- Ph.D., University of Michigan, 1978
- M.A., University of Michigan, 1976
- B.A., Brown University, 1973
Mark Kaplan
Professor Emeritus, Philosophy
Professor Emeritus, Philosophy
In 1926, the Cambridge philosopher and mathematician Frank P. Ramsey wrote a paper, "Truth and Probability," in which he made two startling claims. He claimed that (a) if they are to be consistent, a person's degrees of belief in propositions (which measure how confident she is in the truth of the propositions) must obey the probability calculus; and (b) one can establish as much by an argument that appeals to nothing but principles that specify conditions under which a person's preferences count as rational. Some thirty years later, these two claims became the foundation stones for Bayesian decision theory. One focus of my research has been to assess what there is for an epistemologist to learn from Bayesian decision theory. My contention is that, suitably formulated, Ramsey's claims constitute essential contributions to epistemology-including epistemology as we ordinarily think of it: the study of justified belief and knowledge. I argued as much in my book, Decision Theory as Philosophy (Cambridge 1996). And I continue to work out the epistemological import of Ramsey's ideas for contemporary epistemology.

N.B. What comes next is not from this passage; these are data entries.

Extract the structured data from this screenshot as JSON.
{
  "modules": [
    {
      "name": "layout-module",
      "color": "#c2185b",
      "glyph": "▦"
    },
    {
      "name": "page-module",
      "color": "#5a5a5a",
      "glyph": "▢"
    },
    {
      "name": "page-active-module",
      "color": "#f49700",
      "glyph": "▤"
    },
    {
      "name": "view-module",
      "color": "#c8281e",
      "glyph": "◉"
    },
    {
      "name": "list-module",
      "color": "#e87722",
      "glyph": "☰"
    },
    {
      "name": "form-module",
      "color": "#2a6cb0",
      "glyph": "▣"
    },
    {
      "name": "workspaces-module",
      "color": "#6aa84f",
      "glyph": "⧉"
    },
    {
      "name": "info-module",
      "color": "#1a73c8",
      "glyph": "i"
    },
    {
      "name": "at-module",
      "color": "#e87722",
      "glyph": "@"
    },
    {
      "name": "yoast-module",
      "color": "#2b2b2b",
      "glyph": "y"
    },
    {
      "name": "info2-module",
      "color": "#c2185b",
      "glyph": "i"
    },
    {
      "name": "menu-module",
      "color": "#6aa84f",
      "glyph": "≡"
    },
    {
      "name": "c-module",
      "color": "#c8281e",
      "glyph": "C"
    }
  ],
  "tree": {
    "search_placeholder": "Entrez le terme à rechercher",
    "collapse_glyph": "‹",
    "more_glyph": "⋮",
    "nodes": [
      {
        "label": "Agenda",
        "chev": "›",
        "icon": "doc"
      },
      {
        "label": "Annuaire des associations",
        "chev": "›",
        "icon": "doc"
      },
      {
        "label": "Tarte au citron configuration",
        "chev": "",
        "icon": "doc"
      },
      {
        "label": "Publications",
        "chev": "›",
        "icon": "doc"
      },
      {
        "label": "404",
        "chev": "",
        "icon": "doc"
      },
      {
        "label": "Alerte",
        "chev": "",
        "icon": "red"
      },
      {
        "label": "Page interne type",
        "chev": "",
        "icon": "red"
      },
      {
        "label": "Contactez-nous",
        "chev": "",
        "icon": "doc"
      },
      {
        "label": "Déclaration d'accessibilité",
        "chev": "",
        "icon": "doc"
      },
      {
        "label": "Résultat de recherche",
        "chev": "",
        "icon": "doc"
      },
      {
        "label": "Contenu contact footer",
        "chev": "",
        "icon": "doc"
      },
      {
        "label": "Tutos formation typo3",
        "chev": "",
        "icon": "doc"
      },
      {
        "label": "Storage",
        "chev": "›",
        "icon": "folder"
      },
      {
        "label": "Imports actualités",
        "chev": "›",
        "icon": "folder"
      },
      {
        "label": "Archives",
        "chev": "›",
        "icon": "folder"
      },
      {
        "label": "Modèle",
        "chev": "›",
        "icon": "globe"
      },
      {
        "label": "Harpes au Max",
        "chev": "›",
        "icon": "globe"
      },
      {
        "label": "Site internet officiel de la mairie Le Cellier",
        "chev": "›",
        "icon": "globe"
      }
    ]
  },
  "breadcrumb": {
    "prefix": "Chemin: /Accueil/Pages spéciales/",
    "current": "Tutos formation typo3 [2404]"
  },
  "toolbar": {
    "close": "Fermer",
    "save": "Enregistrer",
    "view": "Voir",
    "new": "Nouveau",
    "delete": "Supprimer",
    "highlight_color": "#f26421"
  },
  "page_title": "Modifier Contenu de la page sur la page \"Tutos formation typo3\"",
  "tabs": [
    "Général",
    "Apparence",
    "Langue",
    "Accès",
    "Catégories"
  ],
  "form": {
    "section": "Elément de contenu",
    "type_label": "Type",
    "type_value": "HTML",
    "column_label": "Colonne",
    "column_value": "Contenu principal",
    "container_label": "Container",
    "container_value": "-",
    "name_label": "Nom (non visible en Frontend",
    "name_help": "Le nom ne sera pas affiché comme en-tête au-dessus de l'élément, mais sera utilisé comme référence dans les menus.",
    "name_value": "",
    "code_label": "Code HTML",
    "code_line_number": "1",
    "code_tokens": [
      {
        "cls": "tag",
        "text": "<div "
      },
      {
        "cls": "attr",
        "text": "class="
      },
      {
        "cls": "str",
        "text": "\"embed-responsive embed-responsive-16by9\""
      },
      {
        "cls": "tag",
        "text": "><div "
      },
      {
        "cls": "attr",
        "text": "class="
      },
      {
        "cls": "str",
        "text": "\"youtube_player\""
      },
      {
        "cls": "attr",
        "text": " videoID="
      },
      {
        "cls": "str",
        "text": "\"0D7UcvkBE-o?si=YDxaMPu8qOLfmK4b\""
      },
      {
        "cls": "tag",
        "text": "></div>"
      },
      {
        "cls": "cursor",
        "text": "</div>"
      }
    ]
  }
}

But my attention has been increasingly drawn to another paper, this one written by an Oxford philosopher and published in 1946: J. L. Austin's "Other Minds." Austin, a force in Oxford for the fifteen years after the end of the Second World War, was the leading exponent of what was called 'ordinary language philosophy'. "Other Minds" was his first published foray into epistemology. What is distinctive about Austin's approach to epistemology (and earns it the 'ordinary language' moniker) is the way he thought an epistemological thesis is to be tested-by assessing how faithful that thesis is to our ordinary practices: to what we say and do, and think right to say and do, in ordinary life. It is an approach to epistemology that has long been thought to be open to fatal objections. But properly understood, I contend, not only is his approach not open to these objections, the approach provides the key to making real progress in epistemology. Thus the goal of the project is to rehabilitate the reputation of Austin's epistemological writings. I am argue that Austin has vital contributions to offer to contemporary debates about skepticism and, more generally, the nature and extent of knowledge and justified belief.